While most Taiwanese parents are awash in English fever and want their children to learn the language, members of a small Aboriginal group believe this priority is wrong and are trying to reverse the trend.
More efforts should be made to preserve languages that are less widely spoken and on the verge of disappearing, said Yiwan Buting, an elder of the Sakizaya tribe.
As a 60-year-old father to a three-year-old girl, Buting said his most important responsibility is not to look for the best English cram school in his area, but to devise ways to pass on the endangered Sakizaya language to his daughter.
“My ancestors would be greatly disappointed if the language disappears,” Buting said.
The Sakizaya, who number just 600 people, live mostly in Hualien County. They were officially recognized as Taiwan’s 13th Aboriginal tribe in 2007.
As with many of Taiwan’s indigenous people, assimilation over the past 100 years has led to a decline in the use of the Sakizaya language. This has alarmed the UN Educational, Scientific and Cultural Organization (UNESCO).
In 2009, the body said only 20 people spoke the language and listed it as “critically endangered.”
“There are still people who use Sakizaya, but the problem is that they are very old and are dying,” said Buting, who quit his counseling job at the local church a year ago to teach the tribe’s language to elementary-school children.

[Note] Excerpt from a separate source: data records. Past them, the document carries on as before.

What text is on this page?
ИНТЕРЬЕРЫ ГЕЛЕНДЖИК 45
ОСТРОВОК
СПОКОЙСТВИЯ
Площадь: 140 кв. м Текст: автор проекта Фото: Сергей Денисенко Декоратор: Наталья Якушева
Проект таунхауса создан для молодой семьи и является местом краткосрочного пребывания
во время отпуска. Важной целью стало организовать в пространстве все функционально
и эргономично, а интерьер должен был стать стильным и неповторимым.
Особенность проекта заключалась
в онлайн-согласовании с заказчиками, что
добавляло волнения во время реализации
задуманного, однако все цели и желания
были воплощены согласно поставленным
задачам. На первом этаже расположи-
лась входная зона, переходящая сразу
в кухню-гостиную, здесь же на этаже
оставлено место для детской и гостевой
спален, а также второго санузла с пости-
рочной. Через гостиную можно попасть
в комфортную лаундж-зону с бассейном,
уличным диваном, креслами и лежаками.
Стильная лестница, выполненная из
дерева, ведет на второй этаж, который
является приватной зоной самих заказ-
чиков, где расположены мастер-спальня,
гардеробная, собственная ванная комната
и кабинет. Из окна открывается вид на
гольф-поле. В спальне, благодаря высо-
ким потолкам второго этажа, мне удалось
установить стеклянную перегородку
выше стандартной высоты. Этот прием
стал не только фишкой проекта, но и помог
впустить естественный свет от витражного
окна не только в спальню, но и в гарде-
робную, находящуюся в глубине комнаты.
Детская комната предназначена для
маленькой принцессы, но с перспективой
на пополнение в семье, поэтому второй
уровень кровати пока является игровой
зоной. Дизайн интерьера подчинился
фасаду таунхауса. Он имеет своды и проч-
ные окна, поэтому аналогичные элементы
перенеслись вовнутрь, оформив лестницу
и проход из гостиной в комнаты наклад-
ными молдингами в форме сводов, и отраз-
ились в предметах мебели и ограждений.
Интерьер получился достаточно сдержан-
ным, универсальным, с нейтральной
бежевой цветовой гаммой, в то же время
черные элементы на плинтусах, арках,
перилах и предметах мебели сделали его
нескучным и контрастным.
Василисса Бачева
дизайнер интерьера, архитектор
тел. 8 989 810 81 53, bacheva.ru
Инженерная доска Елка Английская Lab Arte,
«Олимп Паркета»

“Without a language, there will be no culture. And without a culture, we will be wiped out,” he said.
To keep the Sakizaya spirit alive, Buting joined a new project aimed at passing on the language and preserving the culture in the family.
In the project’s initial stage, five sets of parents, including Buting, will be trained to create an environment friendly to language-learning at home, including the hanging of posters, according to the Council of Indigenous Peoples.
Toko Sayion, the council official who created the project, said the program’s goal is to “turn parents into teachers.”
The scheme is expected to not only increase children’s chances of practicing their native language, but also to reduce the need to hire and pay professional teachers for after-class lessons, he said.
Other projects under way include the collection and study of historical information about tribal elders, mythologies and songs. Young volunteers are also being recruited to participate in various language preservation events.
"If we don’t start taking this seriously, we could be left with nothing in the end," Buting said, urging parents with ethnic minority origins to shoulder the responsibility of culture preservation.
Asked the secret to language learning, Buting, who picked up Sakizaya from his illiterate grandmother, said "practice makes perfect, [it’s] no secret."
Buting said that after rounds of practice his daughter can now say haymauhantu, instead of the Chinese word for goodbye — zai jian — when seeing off guests.
"We dare not think about what we can achieve through this, but at least we know that if we don’t take action, we will never accomplish anything," Buting said.